Speaking of Paul Kim, he just released version 4.0 of his excellent Mac utility, Hazel. If you’ve wanted an app to automatically clean up the files on your desktop and Downloads folder, that’s Hazel. Hazel does a lot more than that, but that’s the basic gist. You set up the rules you want and it just works. (If you want to know just how much more Hazel offers, David Sparks just released a two-and-a-half hour Hazel Video Field Guide that will teach you just about everything.)

Michael Tsai’s Dynamic Swift Roundup 

One more item regarding Swift and dynamism — Michael Tsai’s excellent roundup of links on the subject, including this Hacker News thread.

On Dynamism 

Paul Kim:

One thing many people seem to overlook about the dynamism of Objective-C is that it enabled NeXT (and Apple) to provide better GUI tools. Using dynamism, they were able to make GUI building declarative in nature. Connect this to that. Call this method. All stored in a file that was (and still is) data, not code. Competitors at the time (and today) resorted to code generation which is fragile and, ironically, unsafe. Yes, you could have a more declarative file format, but implementing that in using a static language required a lot of hard-coding and switch statements. Not the elegance that many people claim to be moving towards.

I’m not saying that a language has to be purely dynamic but it shouldn’t be purely static either. It think it’s spurious not to credit a level of dynamism for the quality of apps on Apple platforms over the years, and to be pedantic, the NeXT ones as well — many of which were considered the best on any platform at the time. To deny that, I feel, shows a lack of understanding of what has made the platform great all these years.

Objective-C is a very dynamic language. Swift (for now at least) is not. There are arguments on both sides, and I find the whole thing fascinating. But what I’ve noticed is that those arguing most strenuously against dynamism (or if you prefer, in favor of Swift’s relatively strict type safety) are doing so in the name of idealism. That rigorous type safety is correct almost in a moral sense (or, if you prefer, that the sort of bugs you can write with Objective-C’s dynamic features are immoral, that a modern language should prevent you from writing them in the first place).

Those arguing in favor of dynamism — and keep in mind Kim’s utterly even-handed stance quoted above — are doing so from an utterly practical perspective. We have 25 years of evidence that Objective-C and the NeXTStep/Cocoa/Cocoa Touch frameworks allow for the creation of the best apps in the world — and that they allow smaller teams to accomplish more, faster. (Exhibit A: Tim Berners-Lee invented the World Wide Web singlehandedly on a NeXT system in 1991.)
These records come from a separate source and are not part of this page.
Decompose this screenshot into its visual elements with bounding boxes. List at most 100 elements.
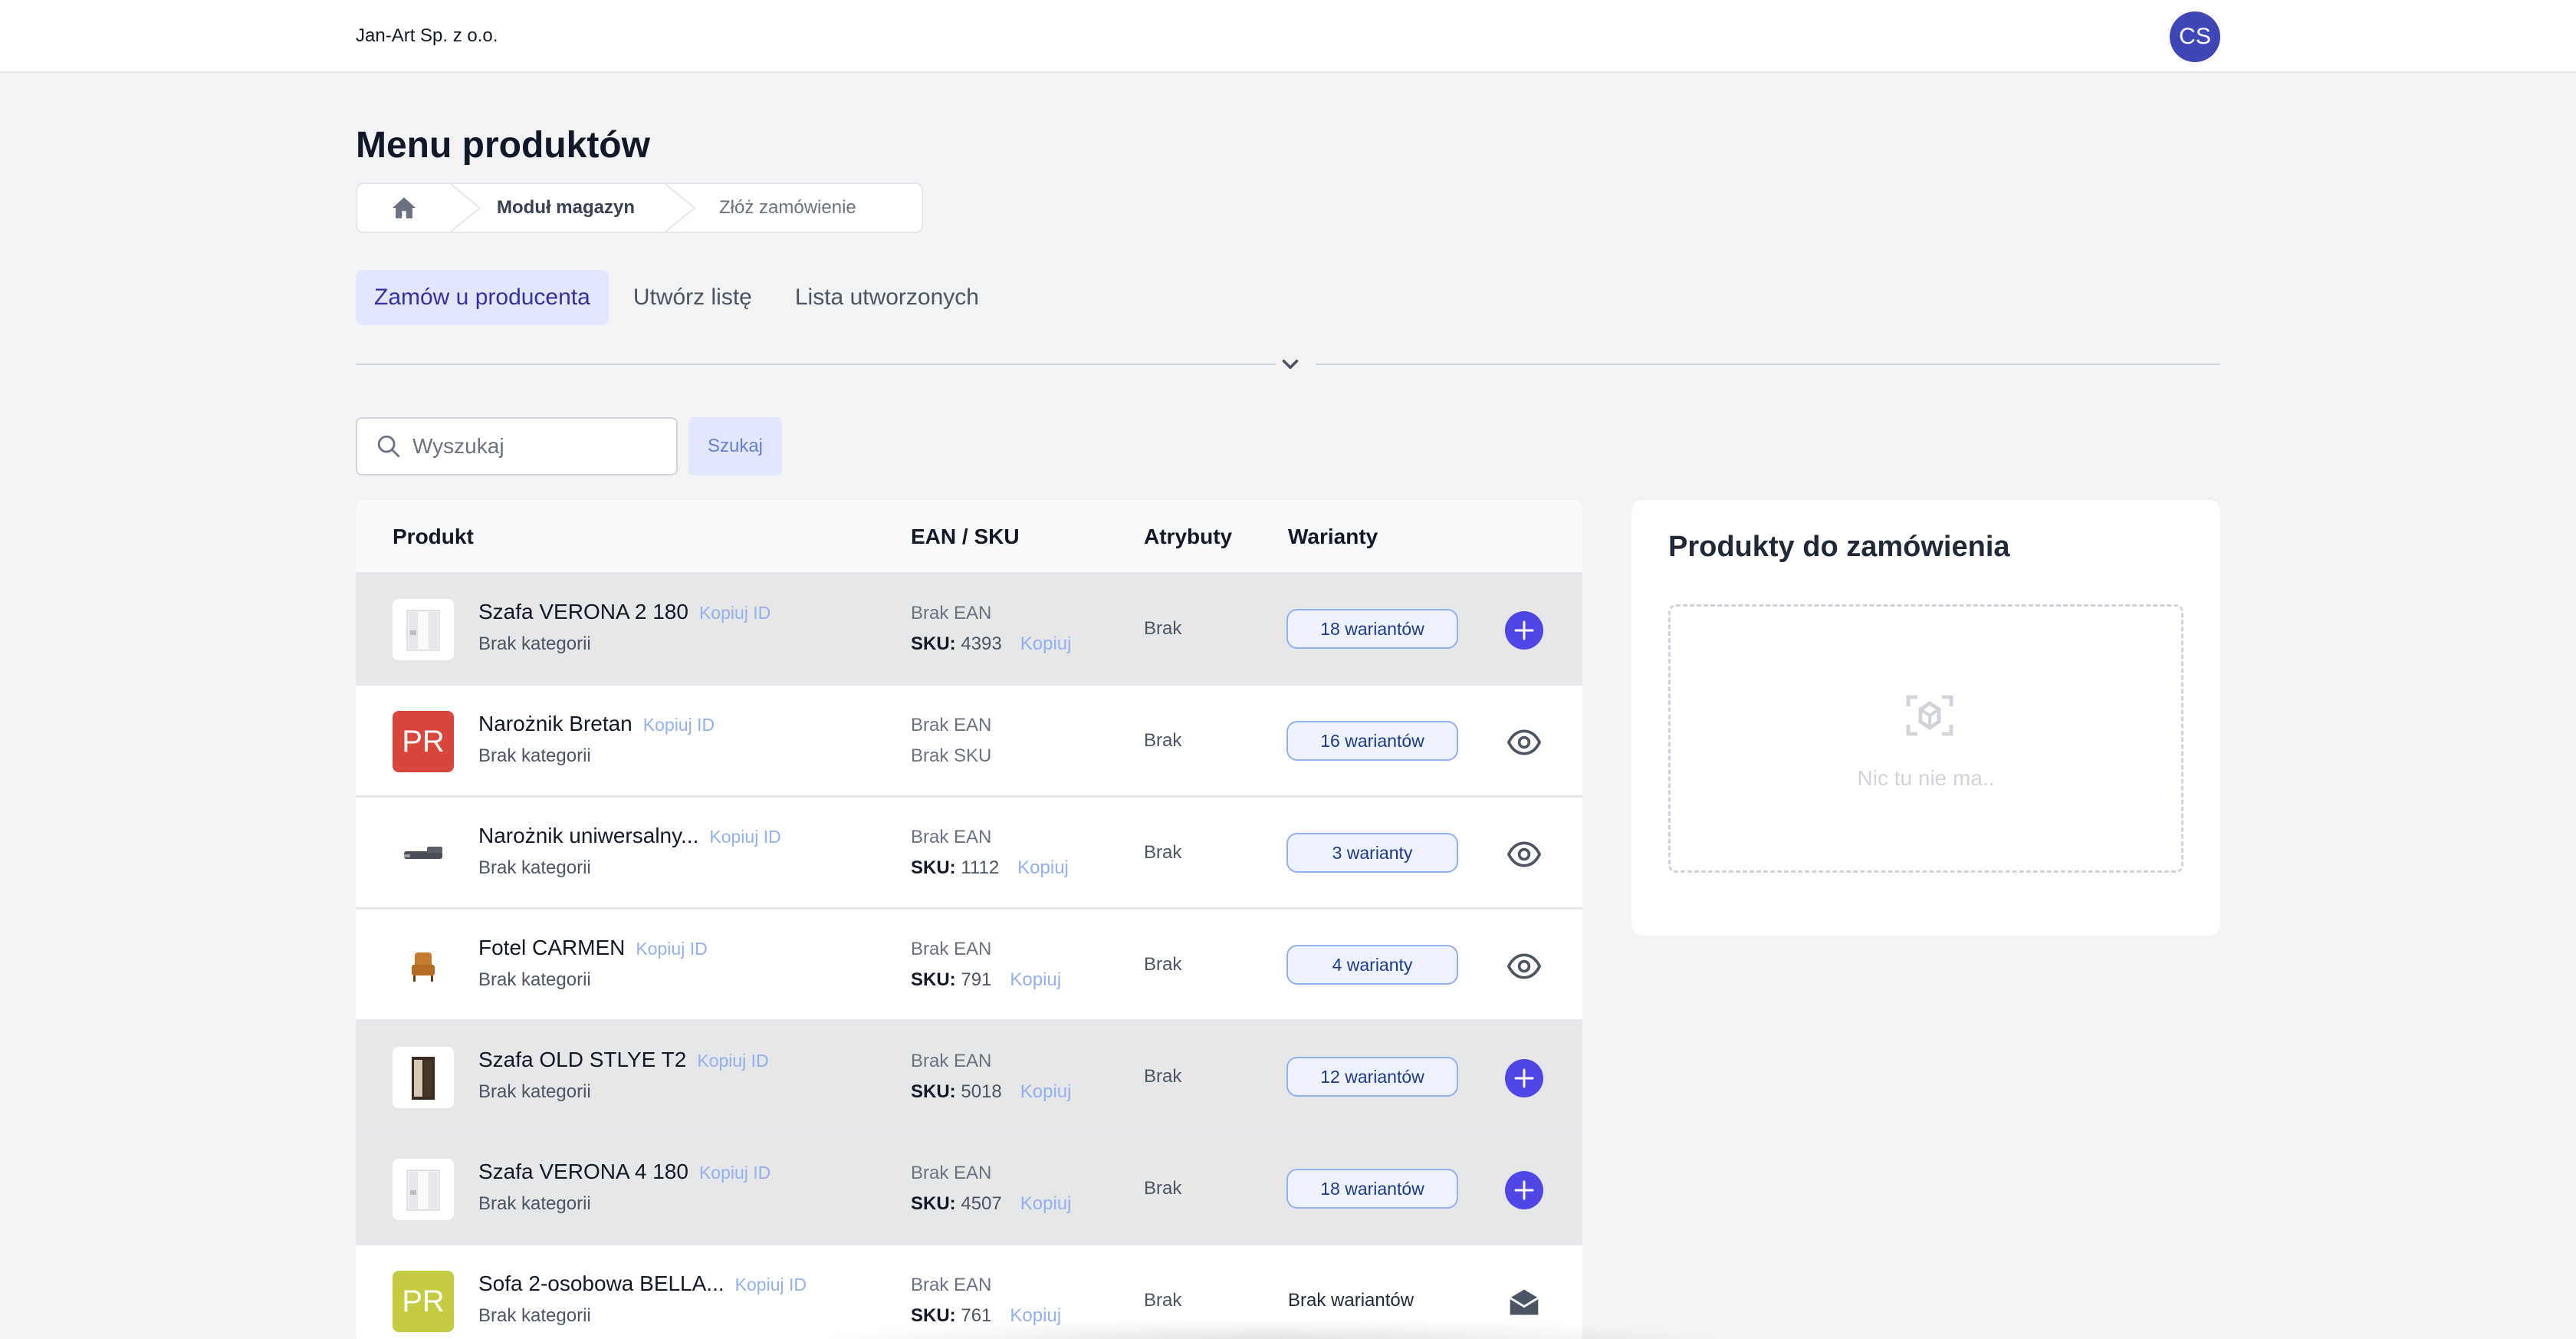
product-thumbnail xyxy=(393,935,454,996)
copy-id-link[interactable]: Kopiuj ID xyxy=(735,1275,807,1295)
copy-id-link[interactable]: Kopiuj ID xyxy=(709,827,780,847)
attributes-value: Brak xyxy=(1144,1290,1182,1311)
table-row[interactable]: Szafa VERONA 2 180 Kopiuj ID Brak kategor… xyxy=(356,574,1582,686)
tab-create-list[interactable]: Utwórz listę xyxy=(615,270,770,325)
product-thumbnail xyxy=(393,823,454,884)
product-name: Szafa VERONA 2 180 Kopiuj ID xyxy=(478,600,771,623)
search-box xyxy=(356,417,678,475)
copy-sku-link[interactable]: Kopiuj xyxy=(1017,857,1069,878)
open-button[interactable] xyxy=(1504,1282,1544,1322)
variants-badge[interactable]: 18 wariantów xyxy=(1286,1169,1458,1209)
attributes-value: Brak xyxy=(1144,842,1182,863)
copy-id-link[interactable]: Kopiuj ID xyxy=(636,939,707,959)
add-button[interactable] xyxy=(1504,610,1544,650)
tab-created-lists[interactable]: Lista utworzonych xyxy=(777,270,997,325)
breadcrumb-home[interactable] xyxy=(357,184,451,232)
product-name: Szafa VERONA 4 180 Kopiuj ID xyxy=(478,1160,771,1183)
ean-value: Brak EAN xyxy=(911,939,992,959)
variants-badge[interactable]: 18 wariantów xyxy=(1286,609,1458,649)
copy-id-link[interactable]: Kopiuj ID xyxy=(699,1163,770,1183)
attributes-value: Brak xyxy=(1144,954,1182,975)
product-category: Brak kategorii xyxy=(478,745,591,766)
breadcrumb-item-warehouse[interactable]: Moduł magazyn xyxy=(481,184,665,232)
product-category: Brak kategorii xyxy=(478,1305,591,1326)
view-button[interactable] xyxy=(1504,722,1544,762)
breadcrumb-separator xyxy=(665,184,696,232)
empty-box-icon xyxy=(1906,695,1953,736)
sku-value: SKU: 4393 Kopiuj xyxy=(911,633,1072,654)
copy-sku-link[interactable]: Kopiuj xyxy=(1020,1193,1072,1214)
breadcrumb-separator xyxy=(451,184,481,232)
top-bar: Jan-Art Sp. z o.o. CS xyxy=(0,0,2576,73)
add-button[interactable] xyxy=(1504,1058,1544,1098)
ean-value: Brak EAN xyxy=(911,603,992,623)
copy-id-link[interactable]: Kopiuj ID xyxy=(699,603,770,623)
attributes-value: Brak xyxy=(1144,1178,1182,1199)
plus-icon xyxy=(1505,1171,1543,1209)
table-row[interactable]: Fotel CARMEN Kopiuj ID Brak kategorii Bra… xyxy=(356,910,1582,1022)
avatar[interactable]: CS xyxy=(2170,12,2220,62)
product-name: Sofa 2-osobowa BELLA... Kopiuj ID xyxy=(478,1272,807,1295)
sku-value: SKU: 1112 Kopiuj xyxy=(911,857,1069,878)
breadcrumb: Moduł magazyn Złóż zamówienie xyxy=(356,183,923,233)
sku-value: SKU: 791 Kopiuj xyxy=(911,969,1062,990)
sku-value: Brak SKU xyxy=(911,745,992,766)
page-title: Menu produktów xyxy=(356,125,650,166)
search-icon xyxy=(377,435,400,458)
variants-badge[interactable]: 3 warianty xyxy=(1286,833,1458,873)
copy-id-link[interactable]: Kopiuj ID xyxy=(697,1051,768,1071)
ean-value: Brak EAN xyxy=(911,1163,992,1183)
copy-sku-link[interactable]: Kopiuj xyxy=(1020,1081,1072,1102)
add-button[interactable] xyxy=(1504,1170,1544,1210)
view-button[interactable] xyxy=(1504,946,1544,986)
search-input[interactable] xyxy=(412,434,658,459)
variants-badge[interactable]: 4 warianty xyxy=(1286,945,1458,985)
attributes-value: Brak xyxy=(1144,1066,1182,1087)
attributes-value: Brak xyxy=(1144,618,1182,639)
sku-value: SKU: 5018 Kopiuj xyxy=(911,1081,1072,1102)
plus-icon xyxy=(1505,611,1543,650)
company-name: Jan-Art Sp. z o.o. xyxy=(356,25,498,46)
tab-order-from-producer[interactable]: Zamów u producenta xyxy=(356,270,609,325)
order-panel-title: Produkty do zamówienia xyxy=(1668,531,2010,563)
table-row[interactable]: Narożnik uniwersalny... Kopiuj ID Brak ka… xyxy=(356,798,1582,910)
product-category: Brak kategorii xyxy=(478,1193,591,1214)
eye-icon xyxy=(1507,729,1541,755)
copy-sku-link[interactable]: Kopiuj xyxy=(1020,633,1072,654)
sku-value: SKU: 4507 Kopiuj xyxy=(911,1193,1072,1214)
copy-sku-link[interactable]: Kopiuj xyxy=(1010,969,1061,990)
eye-icon xyxy=(1507,841,1541,867)
table-row[interactable]: Szafa OLD STLYE T2 Kopiuj ID Brak kategor… xyxy=(356,1022,1582,1133)
column-header-ean-sku: EAN / SKU xyxy=(911,525,1020,548)
product-category: Brak kategorii xyxy=(478,969,591,990)
scroll-shadow xyxy=(813,1319,1733,1339)
view-button[interactable] xyxy=(1504,834,1544,874)
ean-value: Brak EAN xyxy=(911,1051,992,1071)
table-row[interactable]: PR Narożnik Bretan Kopiuj ID Brak kategor… xyxy=(356,686,1582,798)
variants-badge[interactable]: 12 wariantów xyxy=(1286,1057,1458,1097)
table-header: Produkt EAN / SKU Atrybuty Warianty xyxy=(356,500,1582,574)
chevron-down-icon[interactable] xyxy=(1277,351,1303,377)
tabs: Zamów u producenta Utwórz listę Lista ut… xyxy=(356,270,1004,325)
divider xyxy=(1316,364,2220,365)
breadcrumb-item-order[interactable]: Złóż zamówienie xyxy=(696,184,872,232)
copy-id-link[interactable]: Kopiuj ID xyxy=(643,715,715,735)
empty-state: Nic tu nie ma.. xyxy=(1668,604,2183,873)
product-thumbnail xyxy=(393,1159,454,1220)
variants-badge[interactable]: 16 wariantów xyxy=(1286,721,1458,761)
divider xyxy=(356,364,1276,365)
ean-value: Brak EAN xyxy=(911,715,992,735)
product-category: Brak kategorii xyxy=(478,633,591,654)
column-header-attributes: Atrybuty xyxy=(1144,525,1233,548)
product-name: Narożnik uniwersalny... Kopiuj ID xyxy=(478,824,781,847)
product-thumbnail-placeholder: PR xyxy=(393,711,454,772)
eye-icon xyxy=(1507,953,1541,979)
table-row[interactable]: Szafa VERONA 4 180 Kopiuj ID Brak kategor… xyxy=(356,1133,1582,1245)
product-name: Szafa OLD STLYE T2 Kopiuj ID xyxy=(478,1048,769,1071)
product-thumbnail xyxy=(393,1047,454,1108)
column-header-product: Produkt xyxy=(393,525,474,548)
empty-state-text: Nic tu nie ma.. xyxy=(1857,766,1995,790)
product-category: Brak kategorii xyxy=(478,857,591,878)
search-button[interactable]: Szukaj xyxy=(688,417,782,475)
column-header-variants: Warianty xyxy=(1288,525,1378,548)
I can’t prove that dynamic nature of Objective-C and the frameworks has been essential to the success of the Mac and iOS for app development. But a lot of people who’ve spent years — or decades — creating those apps sure think so. I tend to side with pragmatism over idealism.

Why Big Apps Aren’t Moving to Swift (Yet) 

Ben Sandofsky:

I strongly believe Swift is the future of iOS development. It’s only a matter of when, and the blocker is the breakneck speed it evolves. For smaller apps, Swift is good enough. For big apps, it’s at least a year away. […]

If you’re working in a smaller app, stop reading. The benefits of Swift 3.0 probably outweigh the risks. If you’re curious about the challenges of large companies, large codebases, and complex dependencies, this post should explain why big projects are holding back.

In the run-up to WWDC (and in the wake of this announcement from Chris Lattner a week ago, that certain features slated for the upcoming Swift 3.0 have been postponed) I’ve seen a slew of great pieces on Swift and dynamic programming. Sandofsky provides a good layman’s overview of why it’s not yet practical — arguments over dynamism aside — for big apps to move to Swift.